Olivia and I made 12 different items and I loaded them in my briefcase and went to Dallas to find a representative. The first company I called on was Casey Associates, a rep that I had purchased from for my gift shop. Suddenly, my heart was in my throat....I had bought a building and hired an employee without means of supporting my idea. I was very lucky, Casey Associates liked what we had created and agreed to represent me in their permanent showroom. I left my samples and to my great surprise, from the first market several months later, I received $9,000 in orders.

My youngest daughter lived in New Jersey and worked in New York. I decided to go to visit her and look for a representative in New York. I took my samples there and found a representative at the 225 Fifth Avenue Showroom, Silverman & Silverman. They took my samples and I signed a contract with them to represent me. Part of my agreement was that I would personally attend their special outside shows. I had a terrible shock at the first market when an attorney came to our display and informed me that the name "Two’s Company" was trademarked and I was infringing. I called my attorney and he informed me to immediately change the name of my company - using my personal name (which cannot be an infringement). It was then that my company became "Bulls’ Country".

I was surprised when my NY rep called me one day and informed me that Spiegel Catalog company had placed an order for four of my items. I was so excited and called my husband and said, "Spiegel has ordered from me. The first order is $1,100.00". My husband looked at the order and said, "This order is for $11,000.00." I never was very good at math!
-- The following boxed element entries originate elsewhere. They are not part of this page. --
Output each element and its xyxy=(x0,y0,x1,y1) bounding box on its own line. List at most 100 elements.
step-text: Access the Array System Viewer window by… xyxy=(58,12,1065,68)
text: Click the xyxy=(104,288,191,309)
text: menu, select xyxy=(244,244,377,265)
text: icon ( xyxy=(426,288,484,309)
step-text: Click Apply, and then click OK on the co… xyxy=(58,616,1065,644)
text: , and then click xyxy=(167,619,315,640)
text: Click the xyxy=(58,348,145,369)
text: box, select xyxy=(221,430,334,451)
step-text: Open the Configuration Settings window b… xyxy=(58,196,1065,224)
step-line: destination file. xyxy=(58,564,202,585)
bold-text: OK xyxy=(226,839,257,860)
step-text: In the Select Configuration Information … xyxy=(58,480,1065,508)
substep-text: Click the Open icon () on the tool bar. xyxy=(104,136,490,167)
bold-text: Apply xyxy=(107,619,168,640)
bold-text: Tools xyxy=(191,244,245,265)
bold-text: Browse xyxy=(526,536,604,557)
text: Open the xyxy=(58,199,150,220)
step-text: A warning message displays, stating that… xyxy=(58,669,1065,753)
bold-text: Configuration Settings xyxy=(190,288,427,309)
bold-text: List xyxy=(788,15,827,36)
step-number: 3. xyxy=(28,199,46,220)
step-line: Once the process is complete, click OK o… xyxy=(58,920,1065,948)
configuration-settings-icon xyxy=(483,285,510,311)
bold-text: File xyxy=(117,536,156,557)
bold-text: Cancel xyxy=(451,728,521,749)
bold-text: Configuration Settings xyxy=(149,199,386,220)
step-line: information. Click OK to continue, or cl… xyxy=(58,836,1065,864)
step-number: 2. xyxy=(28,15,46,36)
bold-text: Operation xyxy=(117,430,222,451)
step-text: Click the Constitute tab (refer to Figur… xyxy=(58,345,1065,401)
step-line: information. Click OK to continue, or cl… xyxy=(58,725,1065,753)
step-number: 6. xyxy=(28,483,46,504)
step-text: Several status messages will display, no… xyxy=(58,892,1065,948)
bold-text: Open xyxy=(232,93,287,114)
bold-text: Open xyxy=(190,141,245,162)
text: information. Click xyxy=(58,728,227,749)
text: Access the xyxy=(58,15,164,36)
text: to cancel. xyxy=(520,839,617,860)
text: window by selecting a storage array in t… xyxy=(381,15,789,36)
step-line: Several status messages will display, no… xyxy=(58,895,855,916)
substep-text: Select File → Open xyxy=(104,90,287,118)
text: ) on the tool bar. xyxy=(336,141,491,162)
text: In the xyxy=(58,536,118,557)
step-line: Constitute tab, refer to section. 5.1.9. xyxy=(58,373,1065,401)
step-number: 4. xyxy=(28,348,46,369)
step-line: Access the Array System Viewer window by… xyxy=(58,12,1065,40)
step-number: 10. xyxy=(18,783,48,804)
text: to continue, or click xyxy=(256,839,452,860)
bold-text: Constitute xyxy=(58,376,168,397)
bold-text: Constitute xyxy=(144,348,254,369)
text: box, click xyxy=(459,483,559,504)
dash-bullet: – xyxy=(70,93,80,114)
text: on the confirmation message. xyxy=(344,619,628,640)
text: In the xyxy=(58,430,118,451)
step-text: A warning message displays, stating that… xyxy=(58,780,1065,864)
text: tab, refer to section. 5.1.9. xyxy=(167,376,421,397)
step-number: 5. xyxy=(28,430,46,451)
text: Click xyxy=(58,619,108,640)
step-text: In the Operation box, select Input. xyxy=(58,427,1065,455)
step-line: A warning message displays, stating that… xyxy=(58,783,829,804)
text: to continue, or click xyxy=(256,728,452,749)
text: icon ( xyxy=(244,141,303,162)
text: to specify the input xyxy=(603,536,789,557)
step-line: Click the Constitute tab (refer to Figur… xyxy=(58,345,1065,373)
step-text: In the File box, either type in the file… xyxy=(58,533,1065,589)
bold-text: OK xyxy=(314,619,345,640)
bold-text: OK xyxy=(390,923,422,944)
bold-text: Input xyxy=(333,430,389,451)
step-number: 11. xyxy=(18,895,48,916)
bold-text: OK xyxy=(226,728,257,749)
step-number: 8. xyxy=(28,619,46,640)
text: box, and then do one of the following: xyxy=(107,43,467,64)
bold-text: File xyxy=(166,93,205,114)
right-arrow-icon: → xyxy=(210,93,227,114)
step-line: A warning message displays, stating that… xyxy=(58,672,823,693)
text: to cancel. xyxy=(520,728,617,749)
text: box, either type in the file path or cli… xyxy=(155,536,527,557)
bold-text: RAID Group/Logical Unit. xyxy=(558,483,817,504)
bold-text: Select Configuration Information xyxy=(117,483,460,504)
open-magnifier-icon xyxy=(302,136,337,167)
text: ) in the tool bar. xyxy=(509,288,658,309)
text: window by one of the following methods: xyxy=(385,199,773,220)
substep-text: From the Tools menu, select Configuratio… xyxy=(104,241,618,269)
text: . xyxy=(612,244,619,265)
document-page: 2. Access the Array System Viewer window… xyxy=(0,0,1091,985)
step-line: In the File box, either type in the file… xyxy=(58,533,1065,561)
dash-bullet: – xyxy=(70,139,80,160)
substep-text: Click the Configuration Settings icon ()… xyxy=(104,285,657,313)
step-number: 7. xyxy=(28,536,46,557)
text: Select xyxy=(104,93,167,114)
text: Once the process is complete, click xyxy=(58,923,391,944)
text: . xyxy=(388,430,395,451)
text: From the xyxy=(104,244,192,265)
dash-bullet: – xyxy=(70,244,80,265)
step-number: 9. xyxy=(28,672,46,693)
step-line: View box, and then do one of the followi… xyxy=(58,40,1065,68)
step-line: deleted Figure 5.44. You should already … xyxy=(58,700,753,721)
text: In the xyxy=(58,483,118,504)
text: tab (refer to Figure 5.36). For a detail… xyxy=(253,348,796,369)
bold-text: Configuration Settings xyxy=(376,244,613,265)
As it turned out, our four little items appeared in 4 consecutive catalogs mailed out and the total orders amounted to $87,000.00. This order prompted me to hire more ladies and two men at my little manufacturing company. Here is a scan of the four hoop wallhangings that appeared in four of their catalogs. The second scan is the front of one of the catalogs this ad appeared in.

Here are some scans of items we manufactured at Bulls Country. We advertised "Bulls’ Country ABCs" - A-Add a Drawer; B-Build a Quilt; C-Change a Screen; S-Switch a Picture. Everything we made was of pine frames with changeable fabric inserts. We stated that our product carried through from Nursery to Newlyweds - simply by changing the fabric inserts. Everything could be shipped by UPS (United Parcel Service). I furnished my daughter’s apartment in New Jersey by sending her furniture through UPS.

We had approximately 12 different theme designs. We also made little decorated crates that sold well.

Here is a picture of me in my office at Bulls’ Country:

It was at Bulls’ Country that the idea of printing directly onto fabric with a copier/printer came to mind and I acquired a patent on the process. That, is another story for later.

Tuesday, February 24, 2009


I have worked years on my design for making Plains Indian Moccasins. I have developed a pattern of 3 main pieces and a method of printing different beading designs on pre-printed kits of buckskin. Here is one example of a moccasin kit ready for beading and assembly:

If you plan to bead your moccasins, do it now.